In 2003, the Ministry of Religious Affairs was abolished and the responsibility for Religious Councils passed to the newly-established National Authority for Religious Services, a department within the Prime Minister's Office. The Department was reformed in 2008 into the Ministry of Religious Services, which assumed responsibility over the Councils.

== Responsibilities ==
Religious Councils are responsible for providing Jewish Religious Services on a municipal level. These include Kashrut inspections, burial services, the registration of marriages, the maintenance of religious institutions (such as synagogues and mikvehs), the employment of a local rabbi and the support of religious activities.

== Structure ==
Religious Councils are appointed at the beginning of every municipal term. 45% of a council's members are appointed by the local municipal council, (Note: Depending on the Local government, this could be a City council, a Local council or a Regional council) 45% are appointed by the Minister of Religious Services, and the remaining 10% are selected by local rabbis. The Size of the Council is determined by the Minister of Religious Services. If any difficulties arise in forming a council, it is instead replaced with two appointees by the Minister of Religious Services. (Note: Per a 2004 amendment to the Jewish Religious Services Act. (Finklestein, 2018, p. 21)) The Council's members select a Chairman, who is responsible for its management. The Chairman is the only salaried member of the council.

The collective budget of all Religious Councils is determined in the national budget, and then apportioned to individual councils by the Ministry of Religious Services. Local municipal governments provide a collective 60% of the Councils' Budgets, while the Ministry of Religious Services provides the remaining 40%. The percentage provided by the ministry varies by locality, and can go as high as 75% for poorer localities and as low as 25% for wealthier localities. Additional funding is provided by the Ministry for individual projects, and Councils receive additional funding through revenue from the services they provide, such as burials and marriages.

The Council's Halachic Authorities are the Local Rabbis.
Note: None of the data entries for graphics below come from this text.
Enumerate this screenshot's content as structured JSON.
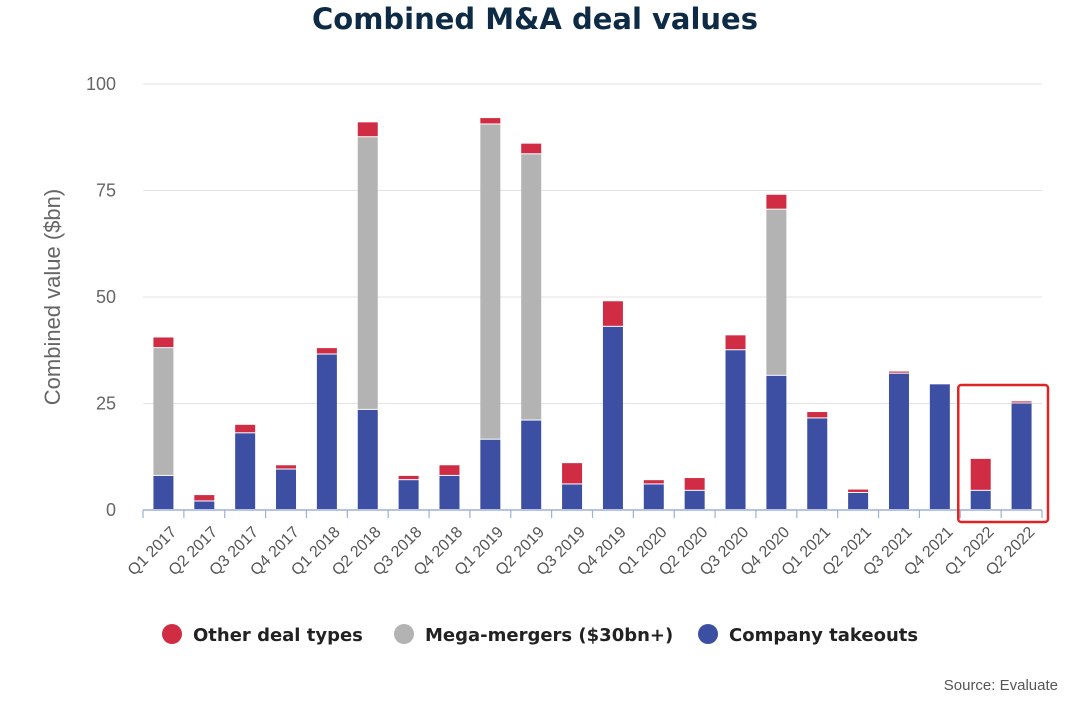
{
  "chart_data": {
    "type": "bar",
    "stacked": true,
    "title": "Combined M&A deal values",
    "ylabel": "Combined value ($bn)",
    "xlabel": "",
    "ylim": [
      0,
      100
    ],
    "yticks": [
      0,
      25,
      50,
      75,
      100
    ],
    "grid": true,
    "legend_position": "bottom",
    "categories": [
      "Q1 2017",
      "Q2 2017",
      "Q3 2017",
      "Q4 2017",
      "Q1 2018",
      "Q2 2018",
      "Q3 2018",
      "Q4 2018",
      "Q1 2019",
      "Q2 2019",
      "Q3 2019",
      "Q4 2019",
      "Q1 2020",
      "Q2 2020",
      "Q3 2020",
      "Q4 2020",
      "Q1 2021",
      "Q2 2021",
      "Q3 2021",
      "Q4 2021",
      "Q1 2022",
      "Q2 2022"
    ],
    "series": [
      {
        "name": "Company takeouts",
        "color": "#3d4fa3",
        "values": [
          8,
          2,
          18,
          9.5,
          36.5,
          23.5,
          7,
          8,
          16.5,
          21,
          6,
          43,
          6,
          4.5,
          37.5,
          31.5,
          21.5,
          4,
          32,
          29.5,
          4.5,
          25
        ]
      },
      {
        "name": "Mega-mergers ($30bn+)",
        "color": "#b3b3b3",
        "values": [
          30,
          0,
          0,
          0,
          0,
          64,
          0,
          0,
          74,
          62.5,
          0,
          0,
          0,
          0,
          0,
          39,
          0,
          0,
          0,
          0,
          0,
          0
        ]
      },
      {
        "name": "Other deal types",
        "color": "#d02d45",
        "values": [
          2.5,
          1.5,
          2,
          1,
          1.5,
          3.5,
          1,
          2.5,
          1.5,
          2.5,
          5,
          6,
          1,
          3,
          3.5,
          3.5,
          1.5,
          0.8,
          0.5,
          0,
          7.5,
          0.5
        ]
      }
    ],
    "legend_order": [
      "Other deal types",
      "Mega-mergers ($30bn+)",
      "Company takeouts"
    ],
    "highlight": {
      "categories": [
        "Q1 2022",
        "Q2 2022"
      ],
      "color": "#e02424"
    },
    "source": "Source: Evaluate"
  }
}
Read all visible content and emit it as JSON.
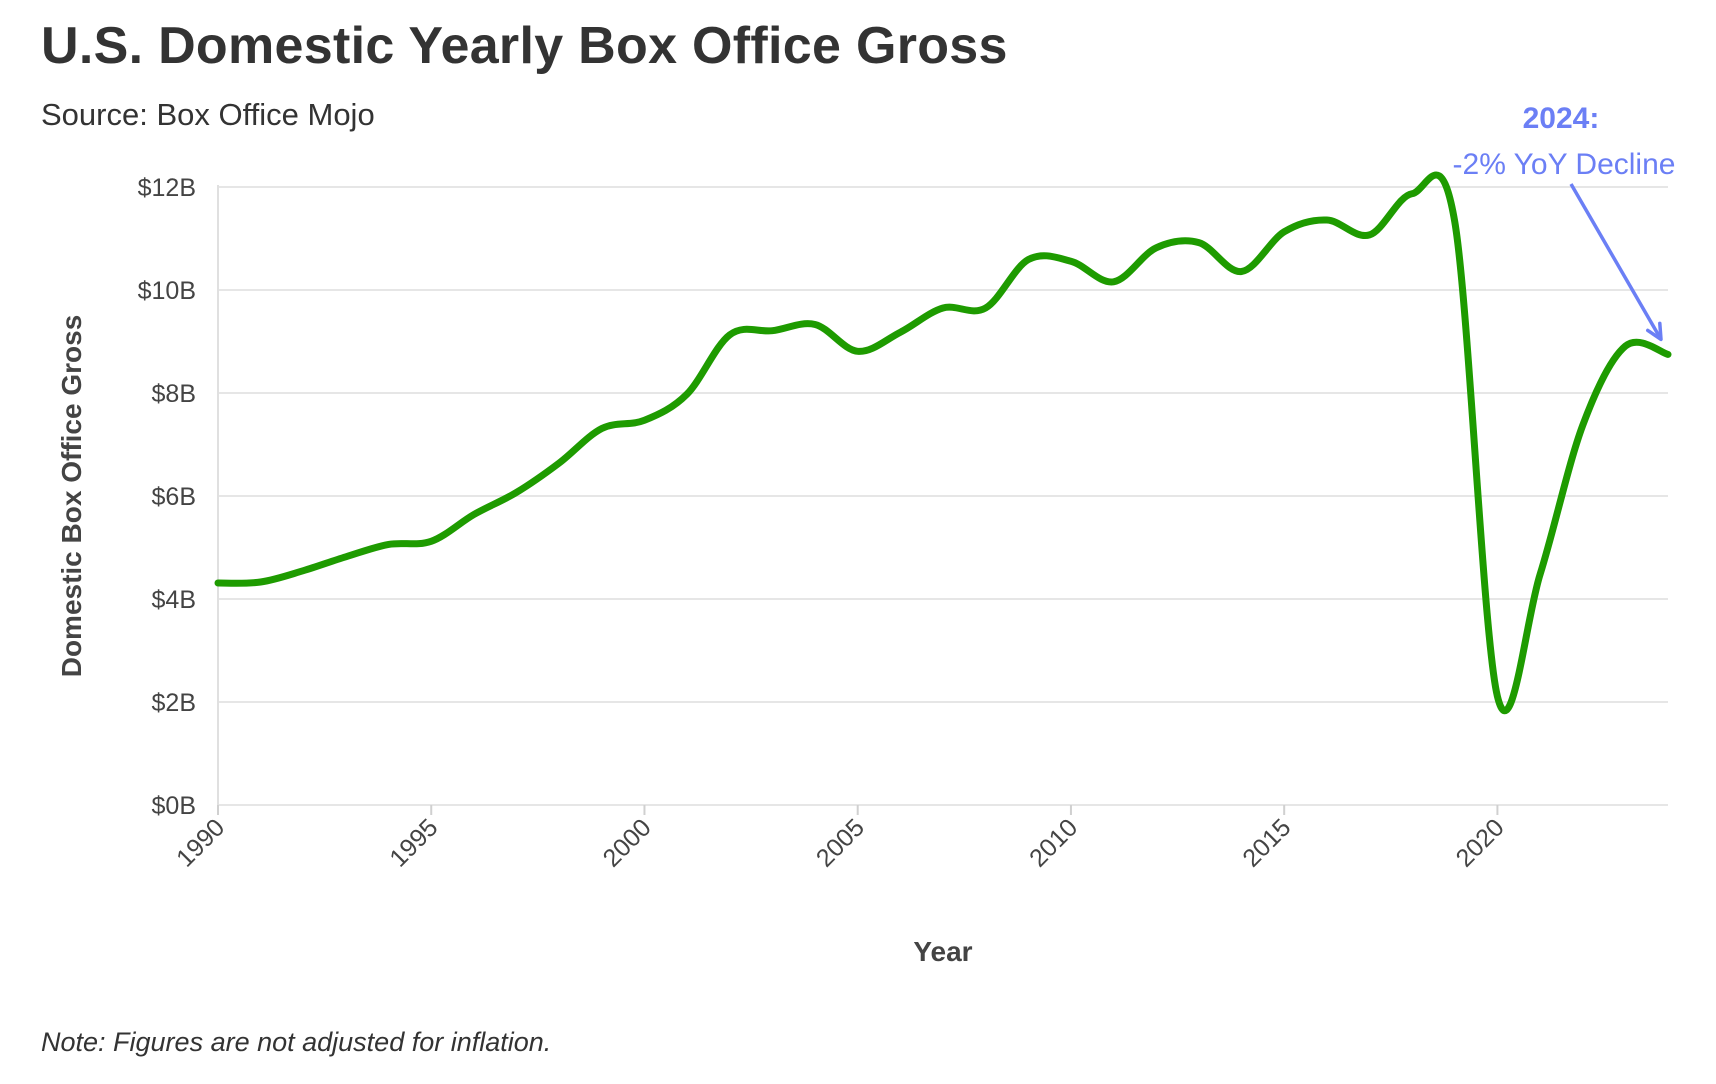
{
  "title": "U.S. Domestic Yearly Box Office Gross",
  "subtitle": "Source: Box Office Mojo",
  "note": "Note: Figures are not adjusted for inflation.",
  "colors": {
    "line": "#1e9b00",
    "annotation": "#6b7ff5",
    "grid": "#e6e6e6",
    "text": "#333333"
  },
  "chart_data": {
    "type": "line",
    "xlabel": "Year",
    "ylabel": "Domestic Box Office Gross",
    "xlim": [
      1990,
      2024
    ],
    "ylim": [
      0,
      12
    ],
    "y_unit": "billions USD",
    "grid": true,
    "x_ticks": [
      1990,
      1995,
      2000,
      2005,
      2010,
      2015,
      2020
    ],
    "y_ticks": [
      0,
      2,
      4,
      6,
      8,
      10,
      12
    ],
    "y_tick_labels": [
      "$0B",
      "$2B",
      "$4B",
      "$6B",
      "$8B",
      "$10B",
      "$12B"
    ],
    "x": [
      1990,
      1991,
      1992,
      1993,
      1994,
      1995,
      1996,
      1997,
      1998,
      1999,
      2000,
      2001,
      2002,
      2003,
      2004,
      2005,
      2006,
      2007,
      2008,
      2009,
      2010,
      2011,
      2012,
      2013,
      2014,
      2015,
      2016,
      2017,
      2018,
      2019,
      2020,
      2021,
      2022,
      2023,
      2024
    ],
    "values": [
      4.31,
      4.33,
      4.55,
      4.82,
      5.06,
      5.12,
      5.64,
      6.07,
      6.64,
      7.31,
      7.47,
      7.98,
      9.13,
      9.21,
      9.33,
      8.81,
      9.18,
      9.65,
      9.65,
      10.59,
      10.56,
      10.16,
      10.82,
      10.92,
      10.36,
      11.13,
      11.36,
      11.07,
      11.87,
      11.32,
      2.11,
      4.48,
      7.37,
      8.91,
      8.75
    ],
    "annotation": {
      "title": "2024:",
      "text": "-2% YoY Decline"
    }
  }
}
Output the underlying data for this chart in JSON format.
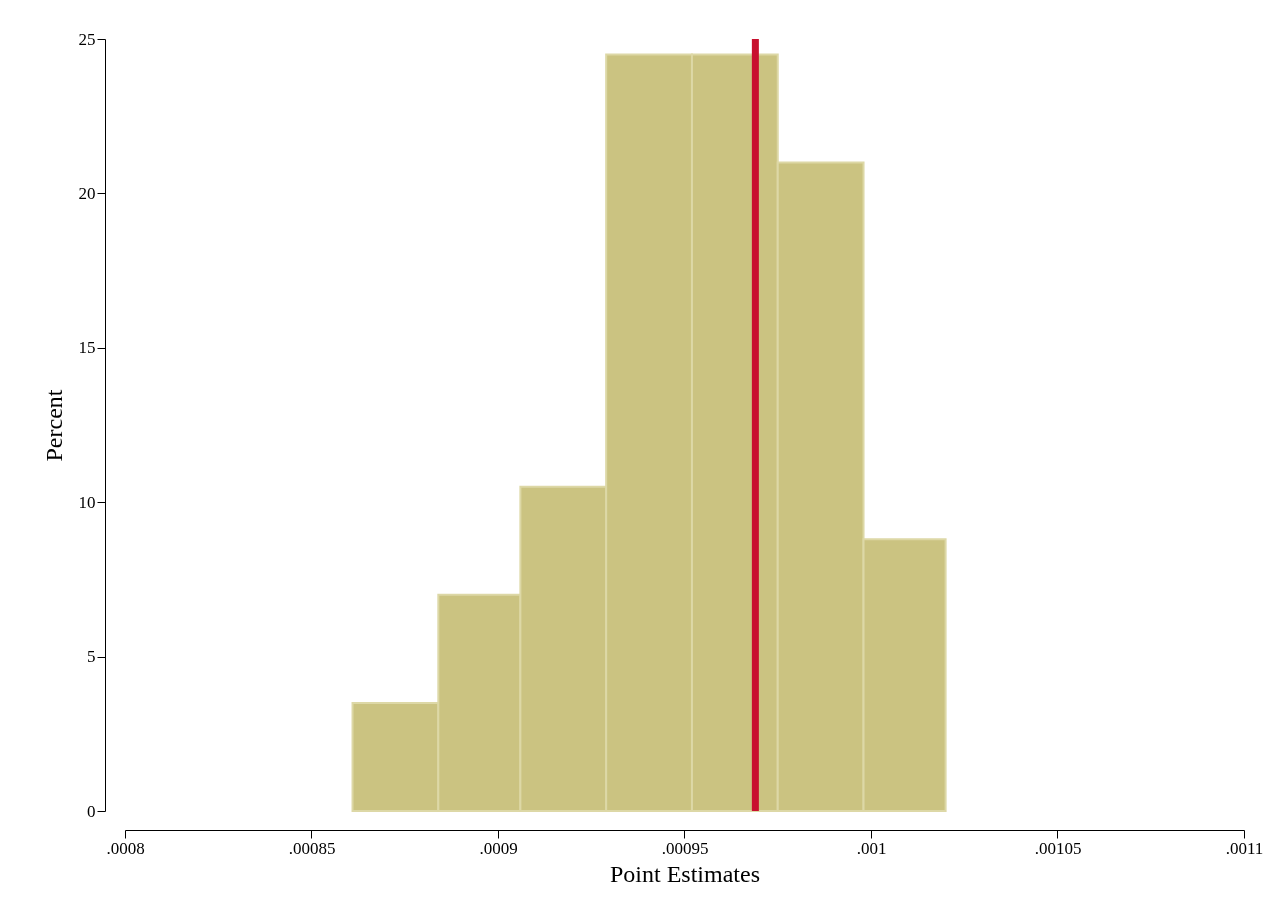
{
  "chart_data": {
    "type": "histogram",
    "xlabel": "Point Estimates",
    "ylabel": "Percent",
    "bins": [
      0.000861,
      0.000884,
      0.000906,
      0.000929,
      0.000952,
      0.000975,
      0.000998,
      0.00102
    ],
    "values": [
      3.5,
      7,
      10.5,
      24.5,
      24.5,
      21,
      8.8
    ],
    "color": "#cbc381",
    "xlim": [
      0.0008,
      0.0011
    ],
    "xticks": [
      {
        "value": 0.0008,
        "label": ".0008"
      },
      {
        "value": 0.00085,
        "label": ".00085"
      },
      {
        "value": 0.0009,
        "label": ".0009"
      },
      {
        "value": 0.00095,
        "label": ".00095"
      },
      {
        "value": 0.001,
        "label": ".001"
      },
      {
        "value": 0.00105,
        "label": ".00105"
      },
      {
        "value": 0.0011,
        "label": ".0011"
      }
    ],
    "ylim": [
      0,
      25
    ],
    "yticks": [
      0,
      5,
      10,
      15,
      20,
      25
    ],
    "ref_lines": [
      {
        "axis": "x",
        "value": 0.000969,
        "color": "#c8102e"
      }
    ],
    "grid": false
  }
}
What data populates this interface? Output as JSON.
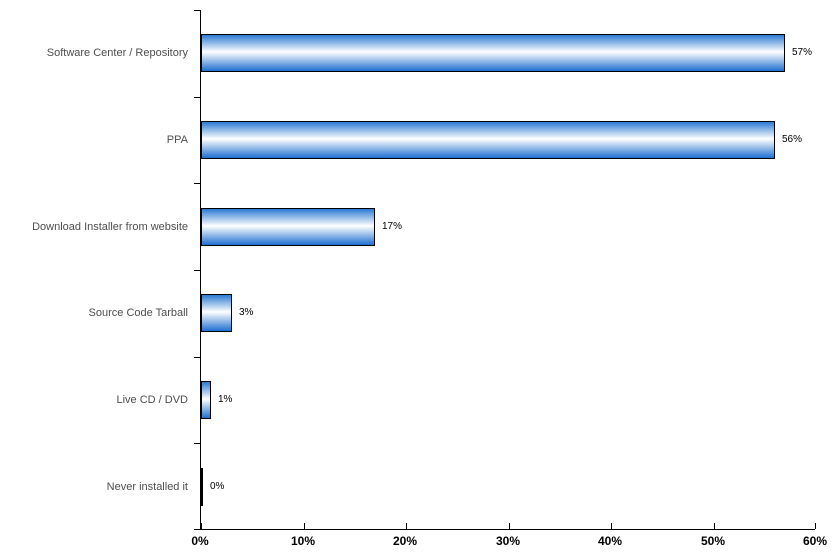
{
  "chart_data": {
    "type": "bar",
    "orientation": "horizontal",
    "title": "",
    "xlabel": "",
    "ylabel": "",
    "categories": [
      "Software Center / Repository",
      "PPA",
      "Download Installer from website",
      "Source Code Tarball",
      "Live CD / DVD",
      "Never installed it"
    ],
    "values": [
      57,
      56,
      17,
      3,
      1,
      0
    ],
    "value_labels": [
      "57%",
      "56%",
      "17%",
      "3%",
      "1%",
      "0%"
    ],
    "xlim": [
      0,
      60
    ],
    "x_tick_labels": [
      "0%",
      "10%",
      "20%",
      "30%",
      "40%",
      "50%",
      "60%"
    ],
    "grid": false,
    "legend": false,
    "colors": {
      "bar_gradient_top": "#2b7bd4",
      "bar_gradient_middle": "#ffffff",
      "bar_gradient_bottom": "#1e6fd0",
      "bar_border": "#000000",
      "axis": "#000000",
      "category_label": "#4d4d4d",
      "value_label": "#000000",
      "tick_label": "#000000",
      "background": "#ffffff"
    }
  }
}
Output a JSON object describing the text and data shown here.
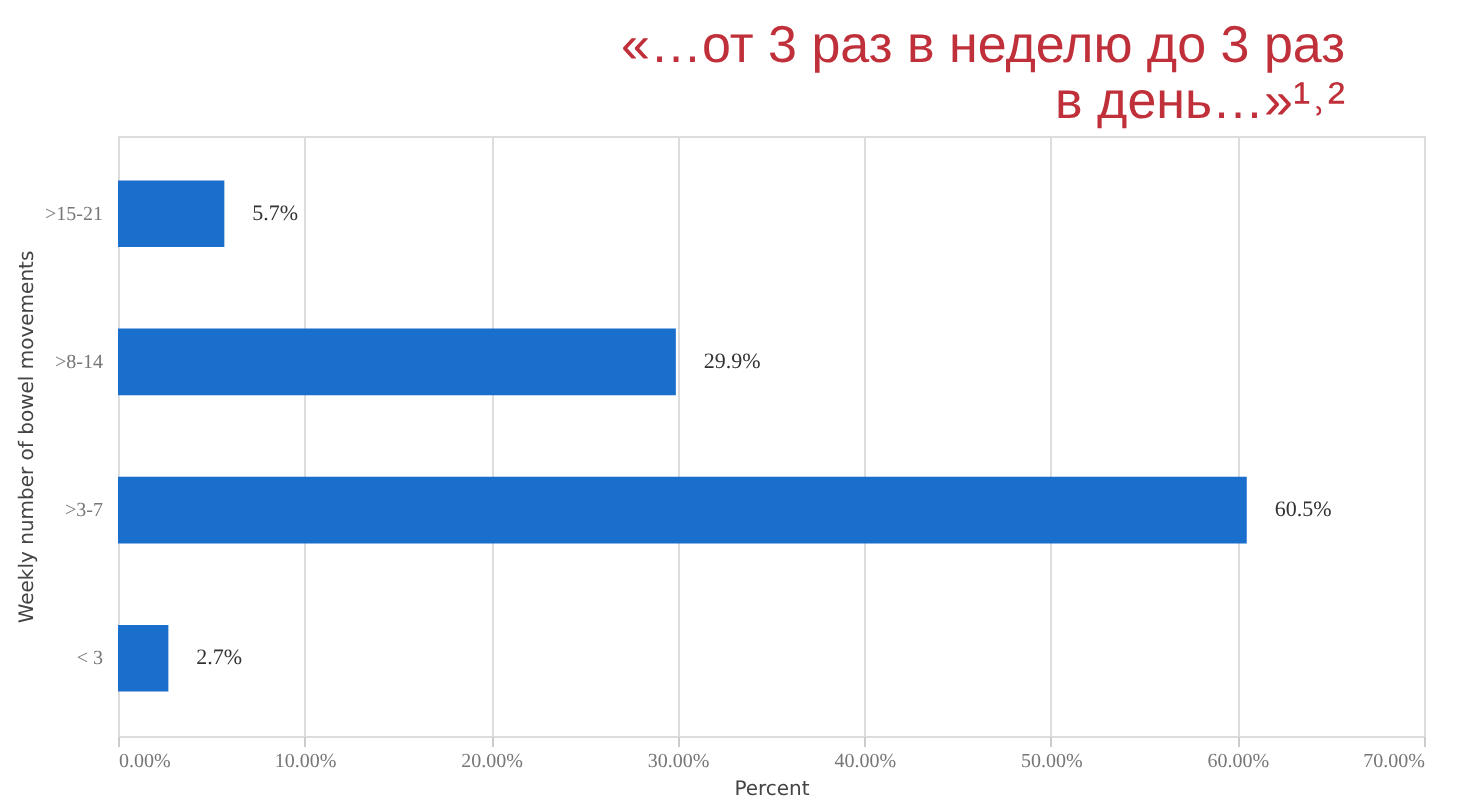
{
  "chart_data": {
    "type": "bar",
    "orientation": "horizontal",
    "title": "«…от 3 раз в неделю до 3 раз\nв день…»¹˒²",
    "categories": [
      ">15-21",
      ">8-14",
      ">3-7",
      "< 3"
    ],
    "values": [
      5.7,
      29.9,
      60.5,
      2.7
    ],
    "value_labels": [
      "5.7%",
      "29.9%",
      "60.5%",
      "2.7%"
    ],
    "color": "#1a6fcc",
    "xlim": [
      0,
      70
    ],
    "xticks": [
      {
        "value": 0,
        "label": "0.00%"
      },
      {
        "value": 10,
        "label": "10.00%"
      },
      {
        "value": 20,
        "label": "20.00%"
      },
      {
        "value": 30,
        "label": "30.00%"
      },
      {
        "value": 40,
        "label": "40.00%"
      },
      {
        "value": 50,
        "label": "50.00%"
      },
      {
        "value": 60,
        "label": "60.00%"
      },
      {
        "value": 70,
        "label": "70.00%"
      }
    ],
    "xlabel": "Percent",
    "ylabel": "Weekly number of bowel movements",
    "grid": "x"
  }
}
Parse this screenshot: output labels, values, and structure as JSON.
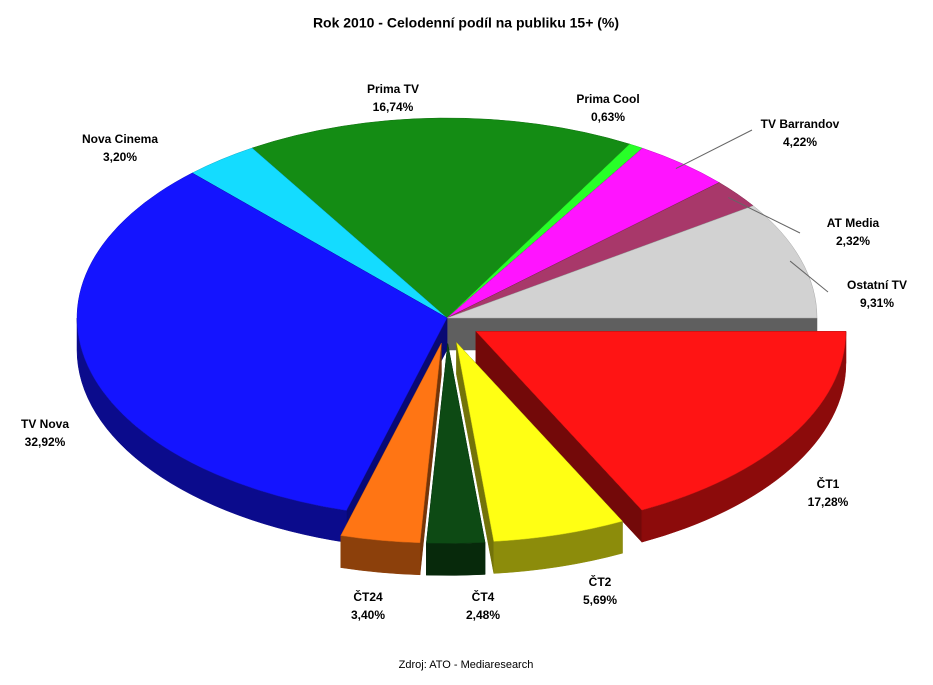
{
  "chart_data": {
    "type": "pie",
    "three_d": true,
    "title": "Rok 2010 - Celodenní podíl na publiku 15+ (%)",
    "source": "Zdroj: ATO - Mediaresearch",
    "categories": [
      "ČT1",
      "ČT2",
      "ČT4",
      "ČT24",
      "TV Nova",
      "Nova Cinema",
      "Prima TV",
      "Prima Cool",
      "TV Barrandov",
      "AT Media",
      "Ostatní TV"
    ],
    "values": [
      17.28,
      5.69,
      2.48,
      3.4,
      32.92,
      3.2,
      16.74,
      0.63,
      4.22,
      2.32,
      9.31
    ],
    "value_labels": [
      "17,28%",
      "5,69%",
      "2,48%",
      "3,40%",
      "32,92%",
      "3,20%",
      "16,74%",
      "0,63%",
      "4,22%",
      "2,32%",
      "9,31%"
    ],
    "colors": [
      "#ff1414",
      "#ffff14",
      "#0d4a14",
      "#ff7514",
      "#1414ff",
      "#14dcff",
      "#148c14",
      "#28ff28",
      "#ff14ff",
      "#a8386a",
      "#d2d2d2"
    ],
    "exploded": [
      true,
      true,
      true,
      true,
      false,
      false,
      false,
      false,
      false,
      false,
      false
    ]
  }
}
As of 2018, there are 131 religious councils.

== Controversies ==
In a 2018 Haaretz op-ed, Shuki Friedman of the Israel Democracy Institute advocates for the dissolution of the Religious Councils and their replacement with direct provision of services by local governments. In the op-ed, Friedman claims that Religious Councils are staffed in large part by political appointees on behalf of the Minister of Religious Services, citing the fact that most councils at the time were staffed partly or primarily by ministerial appointments, rather than members selected by the legally-perscribed formula. Friedman argues these appointments have resulted in corruption, overspending and a reduced quality of services.

== Representation ==

=== Women ===
No women were appointed to serve on a religious council until the appointment of Leah Shkadiel to the Yeruham religious council in 1986. Shkadiel's appointment was initially blocked by the Minister of Religious Services, Zevulun Hammer, but a Supreme Court ruling the following year enabled her reappointment in 1988. In 2004, Smadar Gross was appointed head of the Kfar Saba Religious Council, becoming the first woman to lead a Religious Council. The second woman appointed to lead a council was Emek Yizrael's Haya Kliger in 2021.

=== Non-Orthodox Jews ===
In 1997, an Israeli court mandated the appointment of Joyce Brenner, an adherent to Reform Judaism, to the Netanya religious council. Following the ruling, Religious Services Minister Eli Suissa, who was set to leave office as part of a rotation agreement between Shas and the National Religious Party, resigned early in order to allow Prime Minister Benjamin Netanyahu to approve the appointment in his place.

In 1998, the Supreme Court of Israel ruled that the Ministry of Religious Affairs is not allowed to discriminate on the basis of affiliation with a particular Jewish sect, separately ruling that the ministry must approve the appointments of non-orthodox councillors made by municipalities. The following year, The Knesset passed a bill to decrease the size of the councils, which Reform and Conservative rabbis argued was done in part to prevent the appointment of non-orthodox representatives.